McDermott M A, Solari-Twadell P A, Matheus R
Marcella Niehoff School of Nursing, Loyola University of Chicago, USA.
Nurs Health Care Perspect. 1998 Jan-Feb;19(1):4-6.
A nurse working in the context of the church is not a new concept. What is new at this time is the profile of such a role. Parish nursing is a health promotion, disease prevention role that has spiritual care as its hallmark. The functions of the role are health educator, health counselor, referral source, liaison with congregational and community resources, facilitator and teacher of volunteers, and interpreter of the close relationship between faith and health (Djupe, Olson, & Ryan, 1994). The breadth of parish nursing has grown considerably since 1984: from six nurses working in the northwest suburban areas of Chicago, in partnership with six local churches representing Lutheran, Roman Catholic, and Methodist traditions, to nurses working within all mainline denominations in 48 states, Canada, Australia, and Korea in 1997. This expansion has led to some growing pains for the profession. The need to set standards for the preparation and practice of parish nurses and their supervisors has become apparent.

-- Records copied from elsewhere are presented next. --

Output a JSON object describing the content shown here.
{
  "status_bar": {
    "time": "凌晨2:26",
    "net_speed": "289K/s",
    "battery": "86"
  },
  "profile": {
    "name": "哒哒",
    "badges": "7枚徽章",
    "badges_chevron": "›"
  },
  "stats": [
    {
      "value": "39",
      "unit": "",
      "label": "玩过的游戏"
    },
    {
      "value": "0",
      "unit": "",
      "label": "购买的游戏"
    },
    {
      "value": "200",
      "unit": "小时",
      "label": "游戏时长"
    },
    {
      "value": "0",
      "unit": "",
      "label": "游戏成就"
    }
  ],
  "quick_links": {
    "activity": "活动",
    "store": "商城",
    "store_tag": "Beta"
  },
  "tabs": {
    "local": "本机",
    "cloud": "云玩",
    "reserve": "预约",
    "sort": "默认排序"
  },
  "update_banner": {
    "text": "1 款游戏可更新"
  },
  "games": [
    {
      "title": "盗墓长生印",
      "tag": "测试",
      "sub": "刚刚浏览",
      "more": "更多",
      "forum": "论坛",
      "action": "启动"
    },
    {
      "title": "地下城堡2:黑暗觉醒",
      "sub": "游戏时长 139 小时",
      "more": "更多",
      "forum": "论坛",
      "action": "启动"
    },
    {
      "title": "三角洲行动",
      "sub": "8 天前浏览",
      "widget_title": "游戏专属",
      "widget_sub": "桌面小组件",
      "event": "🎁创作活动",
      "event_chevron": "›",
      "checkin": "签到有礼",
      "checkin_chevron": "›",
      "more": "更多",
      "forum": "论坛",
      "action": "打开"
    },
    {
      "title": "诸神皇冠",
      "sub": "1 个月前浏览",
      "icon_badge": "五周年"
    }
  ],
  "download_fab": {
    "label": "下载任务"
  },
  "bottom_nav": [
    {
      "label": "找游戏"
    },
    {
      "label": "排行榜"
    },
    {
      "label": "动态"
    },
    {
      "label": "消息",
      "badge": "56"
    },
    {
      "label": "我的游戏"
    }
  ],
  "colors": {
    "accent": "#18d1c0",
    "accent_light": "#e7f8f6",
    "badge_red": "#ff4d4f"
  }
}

在教会环境中工作的护士并非一个新概念。此时新的是这一角色的概况。教区护理是一种以精神关怀为标志的健康促进、疾病预防角色。该角色的职能包括健康教育者、健康顾问、转诊渠道、与教会及社区资源的联络人、志愿者的促进者和教师,以及信仰与健康之间密切关系的阐释者(朱普、奥尔森和瑞安,1994年)。自1984年以来,教区护理的范围有了显著扩大:从在芝加哥西北郊区工作的六名护士,与代表路德宗、罗马天主教和卫理公会传统的六个当地教会合作,发展到1997年在48个州、加拿大、澳大利亚和韩国的所有主流教派中都有护士开展工作。这种扩张给该职业带来了一些成长的烦恼。为教区护士及其主管的培训和实践制定标准的需求已变得显而易见。